The Scotland Act 2012 introduced a new Scottish rate of income tax to be implemented from April 2016. More recently, the Land and Buildings Transaction Tax (Scotland) Act 2013 received Royal Assent on 31 July 2013. This Act will see the end of Stamp Duty Land Tax (SDLT) in Scotland. From April 2015, SDLT will be replaced by a Land and Buildings Transaction Tax (LBTT). The Scottish Government has yet to set the rate of the LBTT and have indicated that it is unlikely to do so before Autumn 2014. The uncertainty will be an issue for those trying to plan ahead as it is impossible to know whether the LBTT will result in a higher or lower liability than the existing SDLT regime.

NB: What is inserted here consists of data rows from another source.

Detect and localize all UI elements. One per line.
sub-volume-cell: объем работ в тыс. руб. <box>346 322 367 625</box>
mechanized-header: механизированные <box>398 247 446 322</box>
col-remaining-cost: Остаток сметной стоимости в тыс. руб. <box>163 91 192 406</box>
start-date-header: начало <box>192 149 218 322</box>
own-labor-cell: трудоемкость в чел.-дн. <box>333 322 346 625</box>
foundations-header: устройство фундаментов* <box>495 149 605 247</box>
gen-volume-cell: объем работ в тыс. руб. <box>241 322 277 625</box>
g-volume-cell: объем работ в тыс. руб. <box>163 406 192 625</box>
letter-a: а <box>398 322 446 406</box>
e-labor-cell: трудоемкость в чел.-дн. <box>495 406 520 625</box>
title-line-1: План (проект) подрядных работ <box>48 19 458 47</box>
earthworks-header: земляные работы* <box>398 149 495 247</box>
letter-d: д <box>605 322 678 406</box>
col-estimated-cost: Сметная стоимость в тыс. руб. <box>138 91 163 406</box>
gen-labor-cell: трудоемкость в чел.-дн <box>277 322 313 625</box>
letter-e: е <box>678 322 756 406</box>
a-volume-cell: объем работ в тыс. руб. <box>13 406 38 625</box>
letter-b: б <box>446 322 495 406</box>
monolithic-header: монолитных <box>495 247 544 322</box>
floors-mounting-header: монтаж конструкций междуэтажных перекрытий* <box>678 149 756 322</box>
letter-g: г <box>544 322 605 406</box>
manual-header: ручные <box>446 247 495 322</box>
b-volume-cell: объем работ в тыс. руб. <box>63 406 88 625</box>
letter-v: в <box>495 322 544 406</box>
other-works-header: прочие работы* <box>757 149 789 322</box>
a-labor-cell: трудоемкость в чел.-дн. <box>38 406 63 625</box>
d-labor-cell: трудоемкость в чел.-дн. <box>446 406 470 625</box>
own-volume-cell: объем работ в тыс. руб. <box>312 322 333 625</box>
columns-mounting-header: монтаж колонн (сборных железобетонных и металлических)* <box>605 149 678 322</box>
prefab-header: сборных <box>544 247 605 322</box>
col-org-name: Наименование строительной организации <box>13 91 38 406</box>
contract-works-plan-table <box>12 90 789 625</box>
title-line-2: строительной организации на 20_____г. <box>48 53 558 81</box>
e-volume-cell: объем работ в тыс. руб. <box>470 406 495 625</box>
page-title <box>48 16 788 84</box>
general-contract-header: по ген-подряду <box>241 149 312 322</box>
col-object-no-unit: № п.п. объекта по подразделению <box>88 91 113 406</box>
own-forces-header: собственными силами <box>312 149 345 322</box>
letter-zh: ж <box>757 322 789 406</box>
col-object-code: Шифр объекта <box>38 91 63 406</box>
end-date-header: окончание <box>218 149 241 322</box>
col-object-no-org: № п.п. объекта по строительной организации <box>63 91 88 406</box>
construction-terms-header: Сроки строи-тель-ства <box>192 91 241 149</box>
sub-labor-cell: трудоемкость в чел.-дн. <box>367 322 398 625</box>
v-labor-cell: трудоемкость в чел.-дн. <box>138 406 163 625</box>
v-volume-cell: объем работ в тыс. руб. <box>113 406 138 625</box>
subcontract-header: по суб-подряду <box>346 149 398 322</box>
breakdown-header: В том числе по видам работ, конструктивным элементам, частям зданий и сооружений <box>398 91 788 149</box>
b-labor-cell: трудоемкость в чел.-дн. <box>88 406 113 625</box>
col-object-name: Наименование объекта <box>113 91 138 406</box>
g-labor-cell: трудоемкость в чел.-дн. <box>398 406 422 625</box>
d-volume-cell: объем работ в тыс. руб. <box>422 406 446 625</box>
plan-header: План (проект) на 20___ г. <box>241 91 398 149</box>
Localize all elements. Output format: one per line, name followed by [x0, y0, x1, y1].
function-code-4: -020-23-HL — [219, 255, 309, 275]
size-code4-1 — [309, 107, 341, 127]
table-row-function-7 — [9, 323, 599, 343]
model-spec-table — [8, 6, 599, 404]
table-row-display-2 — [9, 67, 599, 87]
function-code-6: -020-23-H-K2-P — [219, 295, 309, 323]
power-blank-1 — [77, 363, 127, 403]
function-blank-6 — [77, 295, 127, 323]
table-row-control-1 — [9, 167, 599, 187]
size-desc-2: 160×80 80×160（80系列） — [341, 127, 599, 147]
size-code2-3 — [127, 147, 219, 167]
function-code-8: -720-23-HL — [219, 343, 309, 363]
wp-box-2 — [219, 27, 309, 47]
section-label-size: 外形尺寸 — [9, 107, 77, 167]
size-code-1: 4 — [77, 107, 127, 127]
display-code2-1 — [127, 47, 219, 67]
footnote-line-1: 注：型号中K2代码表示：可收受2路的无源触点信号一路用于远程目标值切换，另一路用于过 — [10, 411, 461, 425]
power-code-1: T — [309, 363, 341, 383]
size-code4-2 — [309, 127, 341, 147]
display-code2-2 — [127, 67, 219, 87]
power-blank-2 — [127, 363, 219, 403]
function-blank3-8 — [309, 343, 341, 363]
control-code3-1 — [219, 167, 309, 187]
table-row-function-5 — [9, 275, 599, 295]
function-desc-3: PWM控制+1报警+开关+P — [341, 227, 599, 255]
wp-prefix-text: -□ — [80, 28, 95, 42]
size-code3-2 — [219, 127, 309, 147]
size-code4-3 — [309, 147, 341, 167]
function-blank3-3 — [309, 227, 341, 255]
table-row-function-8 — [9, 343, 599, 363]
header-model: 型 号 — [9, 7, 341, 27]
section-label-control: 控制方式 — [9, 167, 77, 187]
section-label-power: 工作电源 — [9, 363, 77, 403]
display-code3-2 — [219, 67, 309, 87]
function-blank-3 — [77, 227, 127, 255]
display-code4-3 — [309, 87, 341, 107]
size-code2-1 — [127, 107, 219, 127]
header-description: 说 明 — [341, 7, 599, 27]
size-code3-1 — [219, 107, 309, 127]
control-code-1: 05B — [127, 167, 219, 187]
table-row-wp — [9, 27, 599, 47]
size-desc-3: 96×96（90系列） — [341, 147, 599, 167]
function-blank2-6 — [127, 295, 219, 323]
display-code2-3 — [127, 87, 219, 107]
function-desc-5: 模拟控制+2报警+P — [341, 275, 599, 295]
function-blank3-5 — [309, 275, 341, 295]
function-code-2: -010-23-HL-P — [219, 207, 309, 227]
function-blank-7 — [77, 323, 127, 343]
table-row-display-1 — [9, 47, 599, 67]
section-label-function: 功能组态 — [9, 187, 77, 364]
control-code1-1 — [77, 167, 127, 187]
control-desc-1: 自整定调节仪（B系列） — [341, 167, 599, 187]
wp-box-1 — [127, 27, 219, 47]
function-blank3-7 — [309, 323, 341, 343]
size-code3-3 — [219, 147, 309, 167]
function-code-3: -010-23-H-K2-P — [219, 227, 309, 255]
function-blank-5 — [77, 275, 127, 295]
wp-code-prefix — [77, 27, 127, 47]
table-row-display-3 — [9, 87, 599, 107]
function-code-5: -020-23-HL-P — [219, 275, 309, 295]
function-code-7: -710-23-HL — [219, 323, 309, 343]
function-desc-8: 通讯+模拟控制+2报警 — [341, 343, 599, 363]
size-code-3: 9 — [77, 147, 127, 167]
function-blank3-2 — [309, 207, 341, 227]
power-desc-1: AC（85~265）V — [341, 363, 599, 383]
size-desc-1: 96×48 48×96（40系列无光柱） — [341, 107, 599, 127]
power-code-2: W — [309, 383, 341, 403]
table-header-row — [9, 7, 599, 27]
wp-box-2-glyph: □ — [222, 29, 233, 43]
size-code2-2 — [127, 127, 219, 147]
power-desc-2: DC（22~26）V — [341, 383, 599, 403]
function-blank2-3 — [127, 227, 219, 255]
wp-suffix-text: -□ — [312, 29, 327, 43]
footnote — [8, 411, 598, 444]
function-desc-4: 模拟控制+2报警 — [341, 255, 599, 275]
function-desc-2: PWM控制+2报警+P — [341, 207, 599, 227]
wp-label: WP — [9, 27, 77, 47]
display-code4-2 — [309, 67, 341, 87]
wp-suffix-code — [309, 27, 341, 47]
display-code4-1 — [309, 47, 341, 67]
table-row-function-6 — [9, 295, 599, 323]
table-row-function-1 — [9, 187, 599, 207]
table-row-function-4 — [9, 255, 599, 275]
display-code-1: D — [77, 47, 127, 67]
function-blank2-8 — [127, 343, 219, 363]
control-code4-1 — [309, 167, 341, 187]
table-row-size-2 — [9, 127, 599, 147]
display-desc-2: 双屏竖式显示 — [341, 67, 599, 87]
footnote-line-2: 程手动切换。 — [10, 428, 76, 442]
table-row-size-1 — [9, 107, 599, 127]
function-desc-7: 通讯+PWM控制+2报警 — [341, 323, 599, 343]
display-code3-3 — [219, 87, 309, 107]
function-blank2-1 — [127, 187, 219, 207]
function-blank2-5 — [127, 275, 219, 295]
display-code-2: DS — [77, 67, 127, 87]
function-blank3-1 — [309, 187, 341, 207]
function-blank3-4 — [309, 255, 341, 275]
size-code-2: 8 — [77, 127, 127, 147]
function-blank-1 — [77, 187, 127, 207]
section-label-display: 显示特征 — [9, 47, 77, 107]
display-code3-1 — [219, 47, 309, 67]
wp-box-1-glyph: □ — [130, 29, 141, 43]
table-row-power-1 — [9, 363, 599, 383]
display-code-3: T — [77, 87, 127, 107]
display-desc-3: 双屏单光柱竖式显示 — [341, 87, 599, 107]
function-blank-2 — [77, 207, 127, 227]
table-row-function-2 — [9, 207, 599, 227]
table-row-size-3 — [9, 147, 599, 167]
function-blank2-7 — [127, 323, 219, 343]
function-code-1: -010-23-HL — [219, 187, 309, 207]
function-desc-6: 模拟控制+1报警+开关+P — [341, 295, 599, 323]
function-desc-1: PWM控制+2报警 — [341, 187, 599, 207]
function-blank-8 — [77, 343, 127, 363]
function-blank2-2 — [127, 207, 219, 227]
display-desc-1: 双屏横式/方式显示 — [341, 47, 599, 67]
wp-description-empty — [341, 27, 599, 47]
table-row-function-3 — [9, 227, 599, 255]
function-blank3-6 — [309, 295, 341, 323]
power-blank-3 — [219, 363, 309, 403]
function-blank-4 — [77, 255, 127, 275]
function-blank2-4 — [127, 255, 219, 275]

The LBTT will apply to land transactions in Scotland. That should be clear-cut and unambiguous. The Scottish rate of income tax will apply to “Scottish Taxpayers”.
How is this defined? The guidance published by HM Revenue & Customs to date states “Broadly, if you live in Scotland, you are a Scottish taxpayer. Scottish people living outside Scotland are not Scottish taxpayers. Non-Scottish UK residents living in Scotland are.” There will doubtless be many who split their time between homes in Scotland and elsewhere who will find themselves entangled in the type of detailed legislation we have seen with the UK Statutory Residence Test, which came into force from April 2013.
We will examine the new Scottish taxes in more detail in future articles and will consider the impact of the devolved tax system for individuals, trustees, businesses, employers, charities and pension schemes.